San Francisco residents’ excitement about these visits continued through the and 1970s, when a diverse group dropped by, including Robert F. Kennedy, Martin Luther King Jr., Malcolm X, Princess Grace Kelly, Elvis Presley, Alfred Hitchcock, Japanese Emperor Hirohito and Ethiopian Emperor (and Rastafari movement messiah) Haile Selassie.
There was still pomp in the 1980s, when San Francisco received two of its most impressive visitors yet — Queen Elizabeth II in 1983 and Pope John Paul II in 1987.
The queen’s visit, highlighted by a dinner with President Ronald Reagan at the de Young Museum, was so high-profile that even Chronicle columnist Herb Caen failed in his attempts to crash the party. (He got a good column out of the embarrassment.) San Francisco received rave reviews for its elegance, and Queen Elizabeth showed a sense of humor.
“I knew before we came that we have exported many of our traditions to the United States. I had not realized before that weather was one of them,” she quipped to Reagan.
The pope’s visit was memorable for a huge mass at Candlestick Park, and his encounter at Mission Dolores Basilica with 4-year-old AIDS sufferer Brendan O’Rourke.
“Hi. Viva Papa,” the youngster said to the pope, touching the pontiff’s ear as he passed by.
“The pope reacted to Brendan’s gesture with one hug, then another,” The Chronicle reported. “The boy, wearing a navy blue blazer, tie and striped pants, smiled, wiggled and turned shyly toward his father.”
It was another unforgettable moment. But there were grumblings behind the scenes indicating that San Francisco’s time as an enthusiastic host to dignitaries might be coming to an end.

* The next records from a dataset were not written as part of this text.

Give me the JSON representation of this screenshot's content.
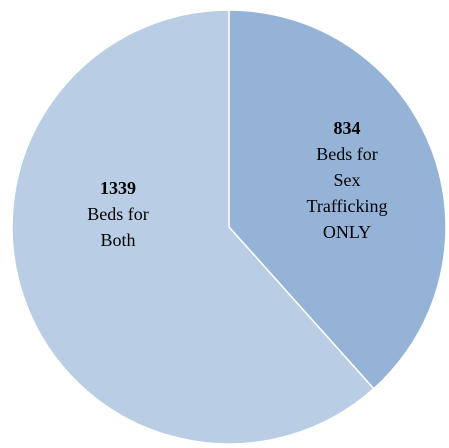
{
  "chart_data": {
    "type": "pie",
    "categories": [
      "Beds for Sex Trafficking ONLY",
      "Beds for Both"
    ],
    "values": [
      834,
      1339
    ],
    "colors": [
      "#95b3d7",
      "#b9cde5"
    ]
  }
}
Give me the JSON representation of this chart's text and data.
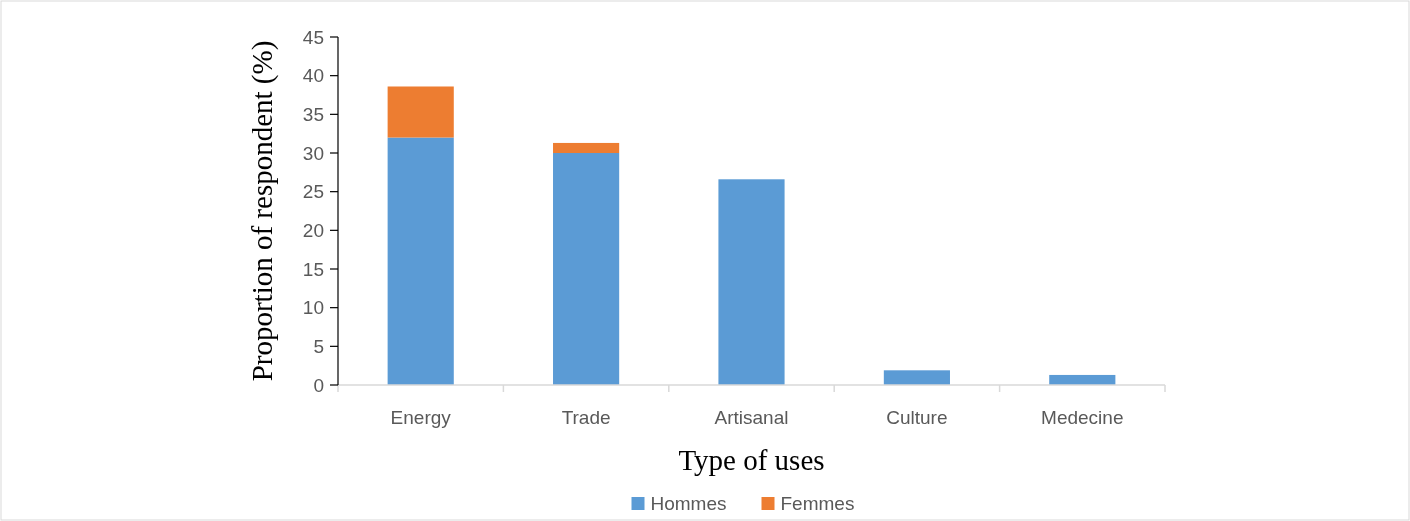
{
  "chart_data": {
    "type": "bar",
    "stacked": true,
    "xlabel": "Type of uses",
    "ylabel": "Proportion of respondent (%)",
    "categories": [
      "Energy",
      "Trade",
      "Artisanal",
      "Culture",
      "Medecine"
    ],
    "series": [
      {
        "name": "Hommes",
        "color": "#5b9bd5",
        "values": [
          32,
          30,
          26.6,
          1.9,
          1.3
        ]
      },
      {
        "name": "Femmes",
        "color": "#ed7d31",
        "values": [
          6.6,
          1.3,
          null,
          null,
          null
        ]
      }
    ],
    "ylim": [
      0,
      45
    ],
    "yticks": [
      0,
      5,
      10,
      15,
      20,
      25,
      30,
      35,
      40,
      45
    ],
    "grid": false,
    "legend": "bottom"
  }
}
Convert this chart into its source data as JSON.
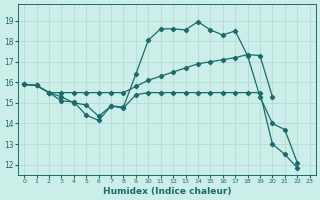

More than 7,000 protesters arrived in Golden Gate Park for the queen’s visit in 1983. A crowd many times that size protested the pope in 1987. Presidents started visiting the city not in convertibles during the day, but only for private fundraisers under the cover of night. The city’s new progressive spirit, which has made it a leader in social causes, has made it less hospitable to the types of dignitaries who once would have been met with uninterrupted cheers.
San Francisco has developed a knack for growing its own heroes as well, or limiting celebrations to the highest-paying customers.
As exciting as a visit from the Dalai Lama is in 2015, no one is likely to notice it if Madison Bumgarner or Buster Posey happens to be marching in a World Championship parade that day. If Harry Houdini came to San Francisco in 2015, no doubt he would be playing exclusively for some nonplussed conventioneers under the Oracle Open World tent.
And can you imagine the most popular entertainers of our time — Taylor Swift or Brad Pitt or even the cast of “Dancing with the Stars” — going to a random pier in San Francisco and performing for free?
But it’s still a great city, and we have our memories. We also have articles like this, from Lindbergh’s 1927 visit:
“The Civic Center was a pin cushion of people. Here and there a shriek of a woman or cry of a child rose above the conglomerate sea of noises. How many scores of thousands were there may never be estimated. There never were that many there before.
“There may never be that many there again.”
Chronicle librarian Bill Van Niekerken contributed to the research of this chapter.